New research has found that some men can increase how masculine they come across to the opposite sex just by applying deodorant.
A team at the University of Stirling, UK looked into what effect wearing deodorant had on perceptions of masculinity and femininity.
The team recruited 130 female and male participants and asked them to rate facial masculinity and femininity using photographs.
A further 239 men and women were recruited to rate odor samples of 40 opposite sex individuals.
The team found that all the women, no matter what their initial femininity rating was without deodorant, were rated as more feminine-smelling by men once deodorant was applied.

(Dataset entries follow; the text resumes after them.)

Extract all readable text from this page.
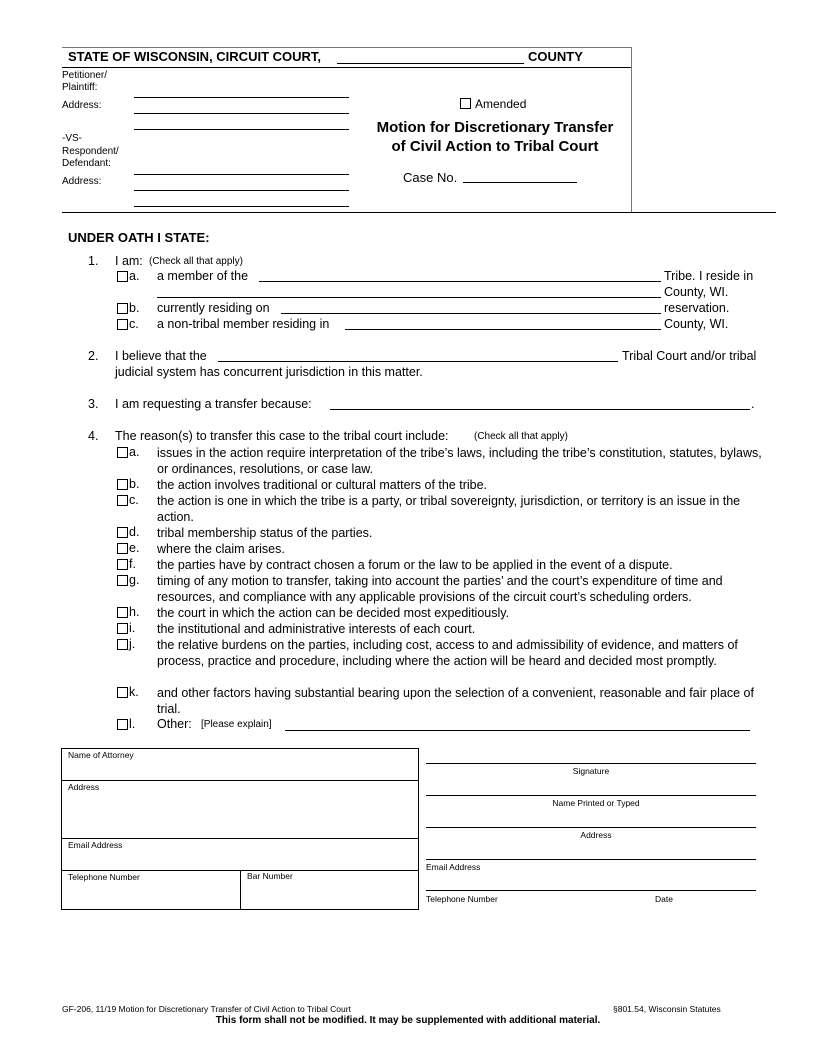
STATE OF WISCONSIN, CIRCUIT COURT,	COUNTY
Petitioner/ Plaintiff:
Address:
-VS-
Respondent/ Defendant:
Address:
Amended
Motion for Discretionary Transfer
of Civil Action to Tribal Court
Case No.
UNDER OATH I STATE:
1. I am: (Check all that apply)
a. a member of the	Tribe. I reside in
County, WI.
b. currently residing on	reservation.
c. a non-tribal member residing in	County, WI.
2. I believe that the	Tribal Court and/or tribal
judicial system has concurrent jurisdiction in this matter.
3. I am requesting a transfer because:	.
4. The reason(s) to transfer this case to the tribal court include:	(Check all that apply)
a. issues in the action require interpretation of the tribe’s laws, including the tribe’s constitution, statutes, bylaws, or ordinances, resolutions, or case law.
b. the action involves traditional or cultural matters of the tribe.
c. the action is one in which the tribe is a party, or tribal sovereignty, jurisdiction, or territory is an issue in the action.
d. tribal membership status of the parties.
e. where the claim arises.
f. the parties have by contract chosen a forum or the law to be applied in the event of a dispute.
g. timing of any motion to transfer, taking into account the parties’ and the court’s expenditure of time and resources, and compliance with any applicable provisions of the circuit court’s scheduling orders.
h. the court in which the action can be decided most expeditiously.
i. the institutional and administrative interests of each court.
j. the relative burdens on the parties, including cost, access to and admissibility of evidence, and matters of process, practice and procedure, including where the action will be heard and decided most promptly.
k. and other factors having substantial bearing upon the selection of a convenient, reasonable and fair place of trial.
l. Other: [Please explain]
Name of Attorney
Address
Email Address
Telephone Number	Bar Number
Signature
Name Printed or Typed
Address
Email Address
Telephone Number	Date
GF-206, 11/19 Motion for Discretionary Transfer of Civil Action to Tribal Court	§801.54, Wisconsin Statutes
This form shall not be modified. It may be supplemented with additional material.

As for the men however, only those rated as low in masculinity were then rated as significantly more masculine after applying deodorant, making the two male groups essentially indistinguishable in terms of perceived masculinity, men who already were perceived as highly masculine were rated the same whether they applied deodorant or not.
The findings suggest that women are not only more sensitive or attentive to odor cues than men, but also that all the women saw their own femininity rating boosted through fragrance use.
As for the men's more complex results, Dr Caroline Allen, lead author of the study, commented that, "This means that men are able to use deodorant to artificially raise their game so to speak, levelling the playing field by making themselves comparable, at least as far as odor is concerned, to more masculine men. Our evolutionary preferences have likely shaped this difference in fragrance design: research findings show that we actually don't like high levels of masculinity which are often associated with aggressiveness and hostility, but we show no upper limit on our femininity preferences."
The study can be found online in the journal Evolution and Human Behavior.